Здесь нет нужды рассказывать о том, как шло следствие по этому делу, как судебно-медицинское вскрытие установило факт насильственной смерти девочки, как постепенно разматывался клубок этого сложного преступления и как был, наконец, полностью разоблачен Адам Иваныч М-р — капитан германской армии X., старый немецкий шпион, и о том, как была вскрыта еще одна банка «немецких консервов».
Содержимое этой «консервной» банки так же отвратительно, страшно и ядовито, как все, что изготовляет и чем пытается отравить мир дьявольская кухня взбесившегося Гитлера.
Л. Савельев
Фашистский шпион
Врача Б., принимавшего больных в амбулатории одного железнодорожного узла, знали многие жители пристанционного поселка.
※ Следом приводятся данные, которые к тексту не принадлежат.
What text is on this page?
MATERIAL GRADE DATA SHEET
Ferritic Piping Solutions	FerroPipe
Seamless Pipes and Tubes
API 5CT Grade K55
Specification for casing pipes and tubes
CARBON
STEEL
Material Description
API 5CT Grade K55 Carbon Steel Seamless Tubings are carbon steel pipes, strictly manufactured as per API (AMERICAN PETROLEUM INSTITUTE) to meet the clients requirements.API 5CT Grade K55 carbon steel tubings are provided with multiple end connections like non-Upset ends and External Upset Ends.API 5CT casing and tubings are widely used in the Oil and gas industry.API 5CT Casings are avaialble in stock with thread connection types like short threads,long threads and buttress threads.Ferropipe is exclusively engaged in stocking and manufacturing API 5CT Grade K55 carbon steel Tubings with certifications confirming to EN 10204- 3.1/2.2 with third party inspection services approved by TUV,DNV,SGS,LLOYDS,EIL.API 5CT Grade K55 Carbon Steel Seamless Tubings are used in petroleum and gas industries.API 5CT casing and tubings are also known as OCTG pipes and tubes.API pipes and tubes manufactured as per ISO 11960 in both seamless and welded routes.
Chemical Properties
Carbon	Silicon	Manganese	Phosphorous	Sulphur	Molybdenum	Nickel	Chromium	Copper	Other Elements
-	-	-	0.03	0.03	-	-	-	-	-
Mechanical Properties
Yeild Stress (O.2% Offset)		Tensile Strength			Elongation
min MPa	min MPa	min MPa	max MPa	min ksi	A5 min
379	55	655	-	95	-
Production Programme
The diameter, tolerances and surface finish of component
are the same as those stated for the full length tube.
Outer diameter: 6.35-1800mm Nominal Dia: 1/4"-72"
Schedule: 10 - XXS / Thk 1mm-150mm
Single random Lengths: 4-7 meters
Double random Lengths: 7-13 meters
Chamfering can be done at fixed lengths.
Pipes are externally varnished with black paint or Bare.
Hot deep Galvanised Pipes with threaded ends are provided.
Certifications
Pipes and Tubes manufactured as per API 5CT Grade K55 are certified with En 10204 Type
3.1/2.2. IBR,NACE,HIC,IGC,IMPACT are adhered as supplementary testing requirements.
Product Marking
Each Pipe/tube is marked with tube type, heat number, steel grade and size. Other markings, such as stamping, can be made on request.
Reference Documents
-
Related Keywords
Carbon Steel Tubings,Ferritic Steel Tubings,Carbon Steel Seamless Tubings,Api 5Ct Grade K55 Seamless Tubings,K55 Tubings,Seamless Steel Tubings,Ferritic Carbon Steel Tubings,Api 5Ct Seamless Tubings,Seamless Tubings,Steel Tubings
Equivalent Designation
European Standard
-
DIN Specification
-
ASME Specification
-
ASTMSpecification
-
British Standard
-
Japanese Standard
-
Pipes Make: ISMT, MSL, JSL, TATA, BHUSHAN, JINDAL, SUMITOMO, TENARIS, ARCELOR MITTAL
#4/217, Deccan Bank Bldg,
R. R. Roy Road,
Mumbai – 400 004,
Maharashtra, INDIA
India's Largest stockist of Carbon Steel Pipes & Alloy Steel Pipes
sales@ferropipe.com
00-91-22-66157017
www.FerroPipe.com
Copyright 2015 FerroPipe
Это был сухой старичок с седыми усами, говорил он мягким, вкрадчивым голосом, всегда добродушно улыбался.
На прием к врачу часто приходили будочницы, стрелочницы, сцепщики. И всегда Б. пускался в длинные разговоры со своими пациентами. Расспрашивая об условиях труда, он интересовался главным образом, сколько сегодня прошло через станцию эшелонов, в каком направлении следовало больше поездов (с востока на запад или наоборот), что именно перевозится и т. п. Особенный интерес врач проявлял к военным грузам.
Если Б. выяснял, что муж пациентки, обратившейся к нему за медицинской помощью, находится на фронте, то заводил разговоры о войне. Ссылаясь на какие-то сведения, добытые из «весьма авторитетных источников», он рисовал все в самых мрачных красках. Этими разговорами, ничего общего с медициной не имеющими, обычно и заканчивался прием. И лишь когда кто-нибудь из больных робко спрашивал, почему же врач его не осматривает, Б. спохватывался и наспех писал рецепт…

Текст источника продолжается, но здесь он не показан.